The major advance in the new version of aeson is a considerable speed improvement.
The datasets I’m using are Twitter search results, from the Twitter JSON search API. For mostly-English results, 0.2.0.0 is up to 30% faster than before, while on Japanese data (which makes heavy use of Unicode escapes), I’ve bumped performance by more than 50%.
To see how well aeson performs compared to JSON parsers for other languages, I compared it against the json module in Python 2.7. That module’s JSON parser is written in C, so it’s very fast indeed, and the amount of actual Python being executed in my microbenchmark is tiny. How do we fare?
On mostly-English data, aeson is actually faster than Python’s native-code json parser. Nice! And on Japanese data, we’re a little slower, but still very competitive.
What if you’ve been using the Haskell json package, which was the first open source Haskell JSON parser to be published? Well, I do think that aeson is easier to use, but it’s also 3x faster than the json package:
The new version of aeson introduces some other useful improvements.
- There’s a new Generic module, which lets you convert almost any instance of the Data typeclass to and from JSON without writing boilerplate code. (Be warned: generics are slow. If performance is important to you, write that boilerplate!)
- We introduce a Number type that represents integers to full accuracy, and which handles floating point numbers efficiently.
- Instead of parsing via the Applicative typeclass, we now use a custom parsing monad, improving both ease of use and performance.
I wonder if you are really benchmarking Python’s JSON parser, or allocation+instanciation of string/number/hash/array objects in Python.

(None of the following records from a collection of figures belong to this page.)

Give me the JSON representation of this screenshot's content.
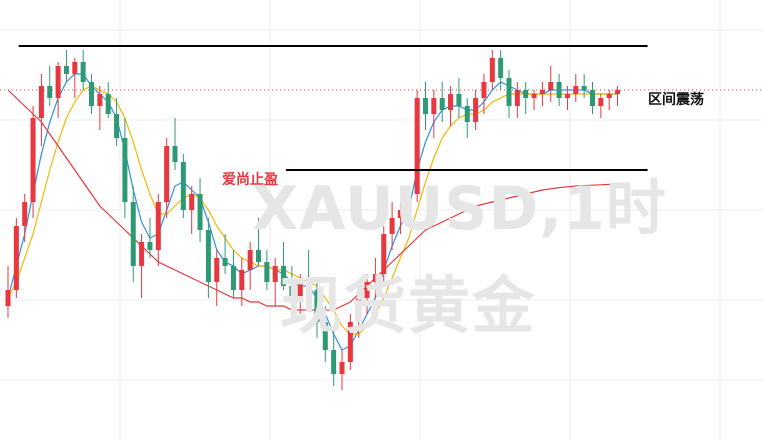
{
  "watermark": {
    "symbol": "XAUUSD,1时",
    "name": "现货黄金"
  },
  "annotations": {
    "brand": "爱尚止盈",
    "range": "区间震荡"
  },
  "colors": {
    "background": "#ffffff",
    "bull": "#e8373e",
    "bear": "#2e9a73",
    "ma_fast": "#2f8fe6",
    "ma_mid": "#f2b705",
    "ma_slow": "#e8373e",
    "levels": "#000000",
    "current_price_line": "#e8373e",
    "grid": "#ececec"
  },
  "chart_data": {
    "type": "candlestick",
    "title": "",
    "xlabel": "",
    "ylabel": "",
    "grid": true,
    "x_axis_labels": [],
    "y_axis_labels": [],
    "series": [
      {
        "type": "candlestick",
        "values": [
          [
            0.08,
            0.18,
            0.05,
            0.12
          ],
          [
            0.12,
            0.3,
            0.1,
            0.28
          ],
          [
            0.28,
            0.36,
            0.24,
            0.34
          ],
          [
            0.34,
            0.58,
            0.3,
            0.55
          ],
          [
            0.55,
            0.66,
            0.48,
            0.63
          ],
          [
            0.63,
            0.68,
            0.58,
            0.6
          ],
          [
            0.6,
            0.69,
            0.55,
            0.68
          ],
          [
            0.68,
            0.72,
            0.64,
            0.66
          ],
          [
            0.66,
            0.7,
            0.6,
            0.69
          ],
          [
            0.69,
            0.72,
            0.62,
            0.64
          ],
          [
            0.64,
            0.66,
            0.56,
            0.58
          ],
          [
            0.58,
            0.63,
            0.52,
            0.61
          ],
          [
            0.61,
            0.64,
            0.55,
            0.56
          ],
          [
            0.56,
            0.6,
            0.48,
            0.5
          ],
          [
            0.5,
            0.55,
            0.3,
            0.34
          ],
          [
            0.34,
            0.38,
            0.14,
            0.18
          ],
          [
            0.18,
            0.26,
            0.1,
            0.24
          ],
          [
            0.24,
            0.3,
            0.2,
            0.22
          ],
          [
            0.22,
            0.36,
            0.18,
            0.34
          ],
          [
            0.34,
            0.5,
            0.3,
            0.48
          ],
          [
            0.48,
            0.55,
            0.42,
            0.44
          ],
          [
            0.44,
            0.46,
            0.3,
            0.32
          ],
          [
            0.32,
            0.38,
            0.26,
            0.36
          ],
          [
            0.36,
            0.4,
            0.24,
            0.27
          ],
          [
            0.27,
            0.3,
            0.1,
            0.14
          ],
          [
            0.14,
            0.22,
            0.08,
            0.2
          ],
          [
            0.2,
            0.26,
            0.16,
            0.18
          ],
          [
            0.18,
            0.22,
            0.1,
            0.12
          ],
          [
            0.12,
            0.2,
            0.08,
            0.17
          ],
          [
            0.17,
            0.24,
            0.12,
            0.22
          ],
          [
            0.22,
            0.3,
            0.18,
            0.19
          ],
          [
            0.19,
            0.22,
            0.12,
            0.14
          ],
          [
            0.14,
            0.2,
            0.08,
            0.18
          ],
          [
            0.18,
            0.24,
            0.12,
            0.13
          ],
          [
            0.13,
            0.18,
            0.08,
            0.1
          ],
          [
            0.1,
            0.16,
            0.06,
            0.15
          ],
          [
            0.15,
            0.22,
            0.1,
            0.12
          ],
          [
            0.12,
            0.15,
            0.0,
            0.04
          ],
          [
            0.04,
            0.08,
            -0.06,
            -0.03
          ],
          [
            -0.03,
            0.02,
            -0.12,
            -0.09
          ],
          [
            -0.09,
            -0.03,
            -0.13,
            -0.06
          ],
          [
            -0.06,
            0.06,
            -0.08,
            0.04
          ],
          [
            0.04,
            0.12,
            0.0,
            0.1
          ],
          [
            0.1,
            0.16,
            0.06,
            0.14
          ],
          [
            0.14,
            0.2,
            0.1,
            0.16
          ],
          [
            0.16,
            0.28,
            0.13,
            0.26
          ],
          [
            0.26,
            0.34,
            0.22,
            0.3
          ],
          [
            0.3,
            0.34,
            0.26,
            0.32
          ],
          [
            0.32,
            0.38,
            0.28,
            0.36
          ],
          [
            0.36,
            0.62,
            0.34,
            0.6
          ],
          [
            0.6,
            0.64,
            0.52,
            0.56
          ],
          [
            0.56,
            0.62,
            0.5,
            0.6
          ],
          [
            0.6,
            0.64,
            0.54,
            0.57
          ],
          [
            0.57,
            0.63,
            0.53,
            0.61
          ],
          [
            0.61,
            0.65,
            0.55,
            0.58
          ],
          [
            0.58,
            0.6,
            0.5,
            0.54
          ],
          [
            0.54,
            0.62,
            0.52,
            0.6
          ],
          [
            0.6,
            0.66,
            0.56,
            0.64
          ],
          [
            0.64,
            0.72,
            0.62,
            0.7
          ],
          [
            0.7,
            0.72,
            0.62,
            0.65
          ],
          [
            0.65,
            0.67,
            0.55,
            0.58
          ],
          [
            0.58,
            0.64,
            0.55,
            0.62
          ],
          [
            0.62,
            0.64,
            0.56,
            0.6
          ],
          [
            0.6,
            0.62,
            0.57,
            0.61
          ],
          [
            0.61,
            0.64,
            0.58,
            0.62
          ],
          [
            0.62,
            0.68,
            0.59,
            0.64
          ],
          [
            0.64,
            0.66,
            0.58,
            0.6
          ],
          [
            0.6,
            0.63,
            0.57,
            0.61
          ],
          [
            0.61,
            0.66,
            0.59,
            0.63
          ],
          [
            0.63,
            0.66,
            0.6,
            0.62
          ],
          [
            0.62,
            0.64,
            0.56,
            0.58
          ],
          [
            0.58,
            0.61,
            0.55,
            0.6
          ],
          [
            0.6,
            0.62,
            0.57,
            0.61
          ],
          [
            0.61,
            0.63,
            0.58,
            0.62
          ]
        ]
      },
      {
        "type": "line",
        "values": [
          0.1,
          0.18,
          0.26,
          0.36,
          0.46,
          0.54,
          0.6,
          0.64,
          0.66,
          0.66,
          0.63,
          0.61,
          0.59,
          0.55,
          0.47,
          0.37,
          0.29,
          0.25,
          0.26,
          0.32,
          0.38,
          0.39,
          0.37,
          0.35,
          0.29,
          0.22,
          0.19,
          0.18,
          0.16,
          0.17,
          0.18,
          0.18,
          0.17,
          0.16,
          0.14,
          0.13,
          0.13,
          0.1,
          0.06,
          0.01,
          -0.03,
          -0.02,
          0.02,
          0.06,
          0.1,
          0.17,
          0.23,
          0.28,
          0.32,
          0.42,
          0.49,
          0.54,
          0.57,
          0.58,
          0.58,
          0.57,
          0.57,
          0.59,
          0.62,
          0.64,
          0.63,
          0.62,
          0.61,
          0.61,
          0.61,
          0.62,
          0.62,
          0.62,
          0.62,
          0.62,
          0.61,
          0.61,
          0.61,
          0.61
        ]
      },
      {
        "type": "line",
        "values": [
          0.1,
          0.14,
          0.2,
          0.26,
          0.34,
          0.42,
          0.49,
          0.55,
          0.59,
          0.62,
          0.63,
          0.62,
          0.61,
          0.59,
          0.55,
          0.49,
          0.42,
          0.36,
          0.31,
          0.31,
          0.33,
          0.35,
          0.36,
          0.35,
          0.32,
          0.28,
          0.25,
          0.22,
          0.2,
          0.19,
          0.18,
          0.18,
          0.17,
          0.17,
          0.16,
          0.15,
          0.14,
          0.13,
          0.1,
          0.07,
          0.03,
          0.01,
          0.01,
          0.03,
          0.06,
          0.1,
          0.15,
          0.2,
          0.25,
          0.32,
          0.39,
          0.45,
          0.5,
          0.53,
          0.55,
          0.56,
          0.56,
          0.57,
          0.59,
          0.6,
          0.61,
          0.61,
          0.61,
          0.61,
          0.61,
          0.61,
          0.61,
          0.61,
          0.61,
          0.61,
          0.61,
          0.61,
          0.61,
          0.61
        ]
      },
      {
        "type": "line",
        "values": [
          0.62,
          0.6,
          0.58,
          0.56,
          0.54,
          0.51,
          0.48,
          0.45,
          0.42,
          0.39,
          0.36,
          0.33,
          0.31,
          0.29,
          0.27,
          0.25,
          0.23,
          0.21,
          0.19,
          0.18,
          0.17,
          0.16,
          0.15,
          0.14,
          0.13,
          0.12,
          0.11,
          0.1,
          0.1,
          0.09,
          0.09,
          0.08,
          0.08,
          0.08,
          0.07,
          0.07,
          0.07,
          0.07,
          0.07,
          0.07,
          0.08,
          0.09,
          0.11,
          0.13,
          0.15,
          0.17,
          0.19,
          0.21,
          0.23,
          0.25,
          0.27,
          0.28,
          0.29,
          0.3,
          0.31,
          0.32,
          0.33,
          0.335,
          0.34,
          0.345,
          0.35,
          0.355,
          0.36,
          0.365,
          0.37,
          0.373,
          0.376,
          0.378,
          0.38,
          0.381,
          0.382,
          0.383,
          0.384,
          0.387
        ]
      }
    ],
    "levels": [
      {
        "type": "horizontal_line",
        "value": 0.73,
        "from_index": 2,
        "to_index": 73
      },
      {
        "type": "horizontal_line",
        "value": 0.42,
        "from_index": 34,
        "to_index": 73
      }
    ]
  }
}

Numbers actually do not seem super impressive (throughput), and so suspect that C version tested via Python is not amongst fastest ones; or that indeed (as suggested) Python overhead is big. One can not just assume that Python overhead is small, based on number of code lines, it absolutely and positively must either (a) be profiled to prove, or (b) run the C version directly without wrapper.
This is not to say improvements are not nice, or that this wouldn’t be good for Haskell. Just that C comparison part seems pretty much bogus.
Bryan,
Thank you for another great contribution.
Just to let you know – it seems that your Riak package doesn’t compile with this version of aeson.
Cheers,
Oz
I should really test this and tell you, but I have a strong suspicion that your generics module won’t work right for mapString & friends, because, essentially, dataCast1 doesn’t do what one would expect for partially specialized constructors of arity 2. See this stack overflow discussion: http://stackoverflow.com/q/4319982/371753
As of 0.3, syb has the `ext2` family of functions defined, so that’s one way to do it. Browsing around, I also note that ekmett has uploaded syb-extras (http://hackage.haskell.org/package/syb-extras-0.2.0). I’m not exactly what this does yet, but it looks interesting 🙂
In this blog post, you focus on the improvements to aeson, which is great. Thanks for the nice work and a nice post. But you mention that there were also some changes and improvements to attoparsec. Can you give us a little more detail about that?
See some more specific questions on the reddit thread.
Thanks,
Yitz
I thought I posted something before on this, but it doesn’t seem to have shown up. In any case, I just confirmed that even though you have code in the Generic module for handling Map String a, Map Text a, etc. it doesn’t work…
Prelude Data.Aeson Data.Aeson.Generic Data.Map> Data.Aeson.Generic.toJSON $ (1,Data.Map.fromList[(“foo”,Number 1),(“bar”,Number 12)])
Array fromList [Number 1,*** Exception: Data.Aeson.Generic.toJSON: not AlgRep NoRep(DataType {tycon = “Data.Map.Map”, datarep = NoRep})
There’s a subtle gotcha involved. The ext1 family doesn’t work on data constructors of arity 2 which are partially specialized. The reason this is confusing is that gcast *does* work on such constructors, while dataCast doesn’t.
You need to use the ext2 family (new to the latest release of syb) and some ugly typecasing to get the effect you want.
@sclv, any chance you might send a patch in, please?
I’d like to know how the utf-8 thing slowed down the current implementation, as Twitter stores Japanese characters in UTF-8. Since I am quite new to Haskell but I am also non-Englsih speaker which need to work in unicode for my primary language (Chinese, and Chinese has two flavors too).
As Python 3 is very unicode friendly (default to unicode strings actually), is Haskell in any way get the same performance for UnicodeByteString, or, alternatively, proved to be slower than Python by this test?
@itsnotvalid: It’s not UTF-8 that slows down parsing, it’s the handling of escaped Unicode characters of the form \u1234 (and sometimes \u1234\u5678). The handling of unescaped UTF-8 is plenty fast – that’s why we see good performance on English data.
Not bad at all fellas and galals. Thanks.